Grâce aux publicités Reebok diffusées avant les Jeux Olympiques d’été de 1992, l’Amérique savait que Dan O’Brien pouvait sprinter 100 mètres en 10,3 secondes et lancer un discus de 172 pieds. Mais lorsque le décathlète a raté ses trois tentatives de saut à la perche aux essais, il est devenu plus célèbre pour autre chose: l’étouffement.
Tiré de Cette Histoire
» Pendant une demi-heure, je me suis promené les mains sur la tête en disant: « Que vient-il de se passer? Était-ce vraiment ma troisième tentative? » dit O’Brien, auteur du nouveau livre Clearing Hurdles. Il cherchait sa mère dans les gradins; il pleurait. « Quelqu’un a dû me l’expliquer: « Mec, tu n’iras pas aux Jeux Olympiques. »
Sian Beilock, psychologue à l’Université de Chicago et auteur de Choke, a consacré sa carrière à l’étude des ratés épiques. « L’étouffement n’est pas seulement une mauvaise performance. C’est une performance pire que ce dont vous êtes capable précisément parce qu’il y a beaucoup de choses sur la ligne. »
Les non-athlètes s’étouffent aussi — que ce soit au milieu d’un toast de mariage ou pendant un stationnement parallèle devant un conjoint vigilant. L’étouffement peut être le plus douloureux dans les sports, où les athlètes enchaînent les mouvements qu’ils ont perfectionnés toute leur vie.

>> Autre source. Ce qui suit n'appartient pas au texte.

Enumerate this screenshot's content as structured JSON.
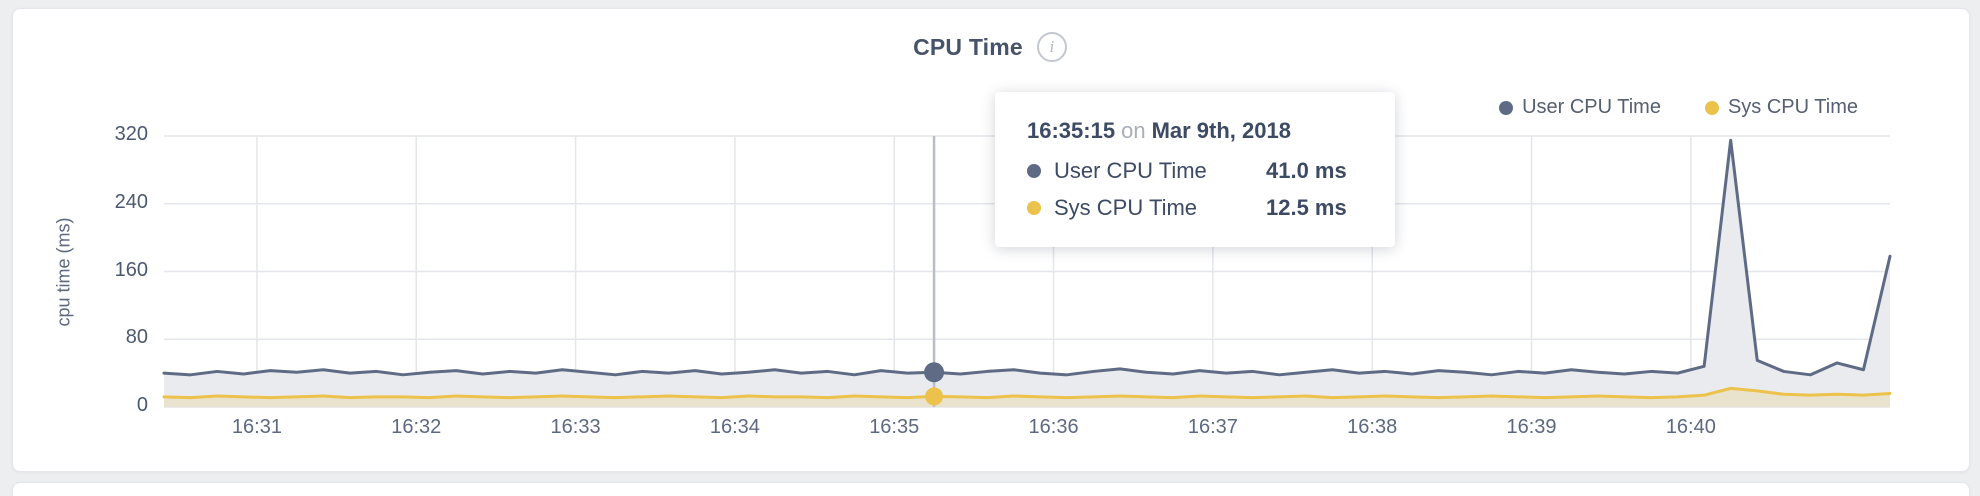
{
  "page": {
    "background": "#edeef0"
  },
  "header": {
    "title": "CPU Time",
    "info_glyph": "i"
  },
  "tooltip": {
    "time": "16:35:15",
    "on_word": "on",
    "date": "Mar 9th, 2018",
    "rows": [
      {
        "label": "User CPU Time",
        "value": "41.0 ms",
        "color": "#5f6b85"
      },
      {
        "label": "Sys CPU Time",
        "value": "12.5 ms",
        "color": "#edc24c"
      }
    ]
  },
  "chart_data": {
    "type": "area",
    "title": "CPU Time",
    "xlabel": "",
    "ylabel": "cpu time (ms)",
    "ylim": [
      0,
      320
    ],
    "y_ticks": [
      0,
      80,
      160,
      240,
      320
    ],
    "x_ticks": [
      "16:31",
      "16:32",
      "16:33",
      "16:34",
      "16:35",
      "16:36",
      "16:37",
      "16:38",
      "16:39",
      "16:40"
    ],
    "x_start": "16:30:25",
    "x_interval_seconds": 10,
    "grid": true,
    "legend_position": "top-right",
    "hover": {
      "index": 29,
      "time": "16:35:15",
      "date": "Mar 9th, 2018"
    },
    "series": [
      {
        "name": "User CPU Time",
        "color": "#5f6b85",
        "fill": "#e9ebef",
        "values": [
          40,
          38,
          42,
          39,
          43,
          41,
          44,
          40,
          42,
          38,
          41,
          43,
          39,
          42,
          40,
          44,
          41,
          38,
          42,
          40,
          43,
          39,
          41,
          44,
          40,
          42,
          38,
          43,
          40,
          41,
          39,
          42,
          44,
          40,
          38,
          42,
          45,
          41,
          39,
          43,
          40,
          42,
          38,
          41,
          44,
          40,
          42,
          39,
          43,
          41,
          38,
          42,
          40,
          44,
          41,
          39,
          42,
          40,
          48,
          315,
          55,
          42,
          38,
          52,
          44,
          178
        ]
      },
      {
        "name": "Sys CPU Time",
        "color": "#edc24c",
        "fill": "rgba(237,194,76,0.20)",
        "values": [
          12,
          11,
          13,
          12,
          11,
          12,
          13,
          11,
          12,
          12,
          11,
          13,
          12,
          11,
          12,
          13,
          12,
          11,
          12,
          13,
          12,
          11,
          13,
          12,
          12,
          11,
          13,
          12,
          11,
          12.5,
          12,
          11,
          13,
          12,
          11,
          12,
          13,
          12,
          11,
          13,
          12,
          11,
          12,
          13,
          11,
          12,
          13,
          12,
          11,
          12,
          13,
          12,
          11,
          12,
          13,
          12,
          11,
          12,
          14,
          22,
          19,
          15,
          14,
          15,
          14,
          16
        ]
      }
    ]
  }
}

Les Jeux olympiques sont un champ de mines étouffant, dit-elle, parce que la plupart des athlètes n’obtiennent qu’un seul tir. Des sports rarement télévisés comme le handball et le slalom en canoë sont présentés devant un public immense, avec des médailles et de l’argent en jeu. L’atmosphère de bonne volonté internationale ne fait qu’aggraver la situation: Des études montrent que plus le public est amical, plus les joueurs sont conscients d’eux-mêmes.
Beilock a tapissé une pièce de son laboratoire d’AstroTurf et a demandé aux golfeurs de se balancer sur le green de fortune, créant une pression en offrant de l’argent pour de bonnes performances et en présentant un public, ce qui pousse les gens à scruter leurs mouvements. Les experts étaient environ 20% moins précis sur les putts de trois à cinq pieds. Les golfeurs s’étouffent souvent lorsqu’ils pensent trop, dit Beilock. Les athlètes qualifiés utilisent des circuits cérébraux rationalisés qui contournent en grande partie le cortex préfrontal, le siège de la conscience. Lorsque les contraintes extérieures déplacent l’attention, « le cortex préfrontal cesse de fonctionner comme il le devrait », dit-elle. « Nous nous concentrons sur des aspects de ce que nous faisons qui devraient être hors de conscience. »
Beilock recommande de distraire l’esprit avec des détails insignifiants, comme les fossettes sur une balle de golf, ou d’accélérer les mouvements pour que le cerveau n’ait pas le temps de trop réfléchir. Lors de tests en laboratoire, les golfeurs qui se déplaçaient plus rapidement ont amélioré leur performance d’un tiers.
Pour sa part, Dan O’Brien a revu le clip de son étranglement de 1992 tellement de fois qu’il n’encombrait plus son esprit, et lorsqu’il a été projeté sur le Jumbotron lors des essais de 1996, « Je me suis un peu moqué de moi-même », dit-il. Non seulement il a fait l’équipe, mais il a remporté l’or.